Er winkte ab. »Ja, aber das beruht nicht auf Gegenseitigkeit.«
Sie konnte sich gerade noch beherrschen, seine Haut nicht in Flammen aufgehen und Blasen schlagen zu lassen.
»Schade«, sagte sie. »Denn ich könnte jede für dich sein.«
»Tu mir den Gefallen und erspar mir die Einzelheiten.« Er gähnte. »Überlegen wir uns lieber, wie wir jetzt vorgehen. Die letzten Tage waren anstrengend und ich möchte nach Hause.«
Also schlug Penny etwas vor.
Und Caine kam mit einem Gegenvorschlag.
Und sie legte lächelnd Widerspruch ein.
Und er gähnte. Lange und ausgiebig.
»Caine, du siehst müde aus. Schlaf ein paar Minuten. Ruh dich aus.«
»Das geht nicht, ich …« Er wurde vom Gähnen übermannt. »Wir reden ein andermal weiter. Morgen.«
Als er aufstehen wollte, kam er nicht vom Sessel hoch.

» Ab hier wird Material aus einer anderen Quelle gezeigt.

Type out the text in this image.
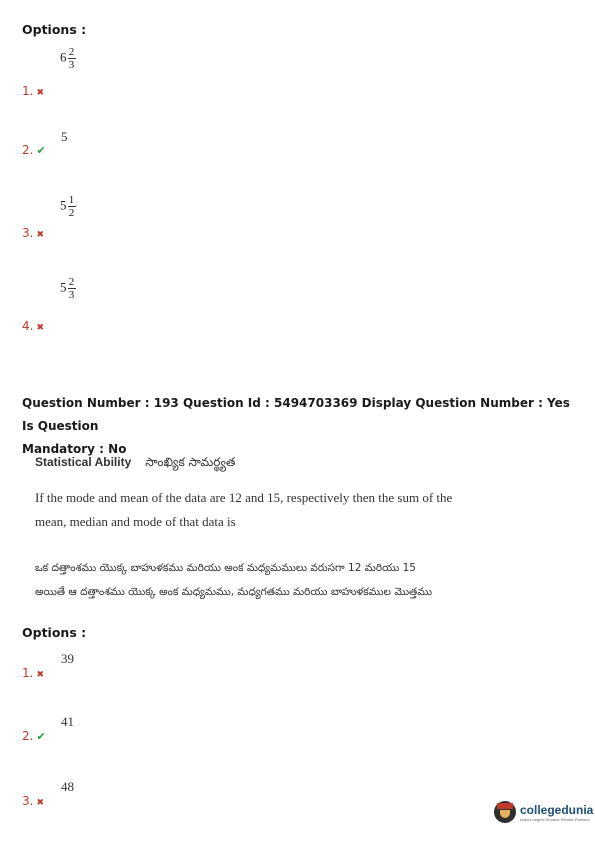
Options :
1. ✖
$6 \frac{2}{3}$
2. ✔
5
3. ✖
$5 \frac{1}{2}$
4. ✖
$5 \frac{2}{3}$
Question Number : 193 Question Id : 5494703369 Display Question Number : Yes Is Question
Mandatory : No
Statistical Ability సాంఖ్యిక సామర్థ్యత
If the mode and mean of the data are 12 and 15, respectively then the sum of the
mean, median and mode of that data is
ఒక దత్తాంశము యొక్క బాహుళకము మరియు అంక మధ్యమములు వరుసగా 12 మరియు 15
అయితే ఆ దత్తాంశము యొక్క అంక మధ్యమము, మధ్యగతము మరియు బాహుళకముల మొత్తము
Options :
1. ✖
39
2. ✔
41
3. ✖
48
collegedunia
India's largest Student Review Platform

Sie konnte sehen, wie ihn die Droge benebelte, sein Gehirn immer träger und sein Körper immer schwerer wurde.
Er runzelte die Stirn, konnte nur noch mit Mühe die Augen offen halten. »Hast du …?«
Sie ersparte sich eine Antwort. Das Theater langweilte sie. Sie hatte keine Lust mehr, nett zu sein.
»Ich bring dich um«, lallte er und wollte seine Hand heben. Sie fiel jedoch wie ein Stein herunter.

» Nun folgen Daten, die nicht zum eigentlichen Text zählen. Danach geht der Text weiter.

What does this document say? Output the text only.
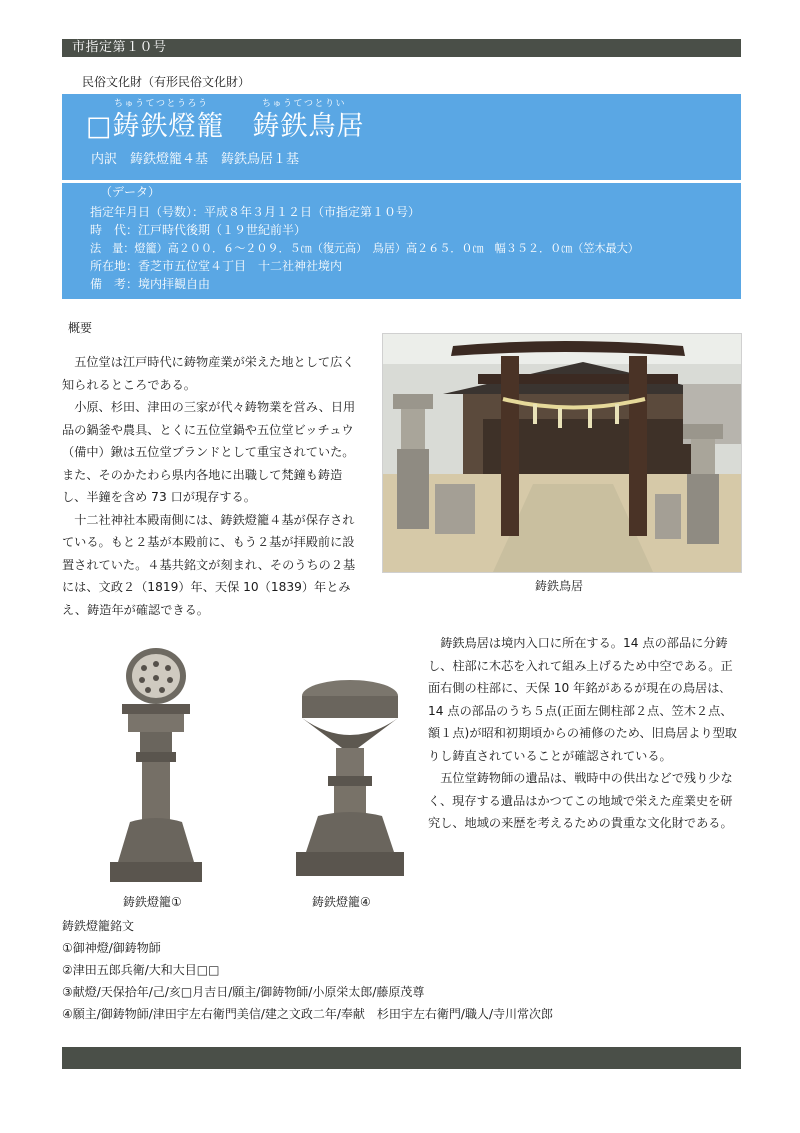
市指定第１０号
民俗文化財（有形民俗文化財）
ちゅうてつとうろう	ちゅうてつとりい
□鋳鉄燈籠　鋳鉄鳥居
内訳　鋳鉄燈籠４基　鋳鉄鳥居１基
（データ）
指定年月日（号数）：平成８年３月１２日（市指定第１０号）
時　代：江戸時代後期（１９世紀前半）
法　量：燈籠）高２００．６～２０９．５㎝（復元高）　鳥居）高２６５．０㎝　幅３５２．０㎝（笠木最大）
所在地：香芝市五位堂４丁目　十二社神社境内
備　考：境内拝観自由
概要

五位堂は江戸時代に鋳物産業が栄えた地として広く知られるところである。

小原、杉田、津田の三家が代々鋳物業を営み、日用品の鍋釜や農具、とくに五位堂鍋や五位堂ビッチュウ（備中）鍬は五位堂ブランドとして重宝されていた。また、そのかたわら県内各地に出職して梵鐘も鋳造し、半鐘を含め 73 口が現存する。

十二社神社本殿南側には、鋳鉄燈籠４基が保存されている。もと２基が本殿前に、もう２基が拝殿前に設置されていた。４基共銘文が刻まれ、そのうちの２基には、文政２（1819）年、天保 10（1839）年とみえ、鋳造年が確認できる。

鋳鉄鳥居

鋳鉄鳥居は境内入口に所在する。14 点の部品に分鋳し、柱部に木芯を入れて組み上げるため中空である。正面右側の柱部に、天保 10 年銘があるが現在の鳥居は､14 点の部品のうち５点(正面左側柱部２点、笠木２点、額１点)が昭和初期頃からの補修のため、旧鳥居より型取りし鋳直されていることが確認されている。

五位堂鋳物師の遺品は、戦時中の供出などで残り少なく、現存する遺品はかつてこの地域で栄えた産業史を研究し、地域の来歴を考えるための貴重な文化財である。

鋳鉄燈籠①	鋳鉄燈籠④
鋳鉄燈籠銘文
①御神燈/御鋳物師
②津田五郎兵衛/大和大目□□
③献燈/天保拾年/己/亥□月吉日/願主/御鋳物師/小原栄太郎/藤原茂尊
④願主/御鋳物師/津田宇左右衛門美信/建之文政二年/奉献　杉田宇左右衛門/職人/寺川常次郎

Penny stand rasch auf und stellte sich hinter ihn.
Er konnte nicht einmal mehr den Kopf wenden. Sein Körper gehorchte ihm nicht mehr.
»Mach dir keine Sorgen, Hoheit. In ein paar Minuten wirst du das sowieso nicht mehr können. Ich hab dir einen kleinen Cocktail aus Schlaftabletten und Valium verabreicht.«
»Ich … br…«, stieß er schwer atmend hervor.
»Süße Träume«, flötete Penny. Sie griff hinter sich und nahm die größte der Schneekugeln vom Regal, zweifellos ein Prachtstück in der Sammlung der ehemaligen Bewohner. Ein kitschiges Souvenir mit einer kleinen Kirche drin.
Damit schlug sie Caine auf den Hinterkopf. Er kippte nach vorne und rührte sich nicht mehr.
Die Kugel war zu Bruch gegangen und schnitt in Caines Kopfhaut. Ihr schlitzte sie den Daumen auf.
Sie blickte auf das Blut.
»Das ist es wert«, knurrte sie.
Sie wickelte ihren Daumen mit einem Tuch ein, ging in die Küche und holte die große Holzschüssel und einen Krug Wasser. Dann zerrte sie den Zementsack aus dem Schrank.
Neunzehn
17 Stunden, 37 Minuten
Astrid glitt lautlos wie ein Schatten über den schlafenden Sam hinweg und trat aus der Koje. Es fiel ihr schwer, seinen warmen, weichen Körper zurückzulassen. Er übte eine fast unwiderstehliche Anziehungskraft auf sie aus.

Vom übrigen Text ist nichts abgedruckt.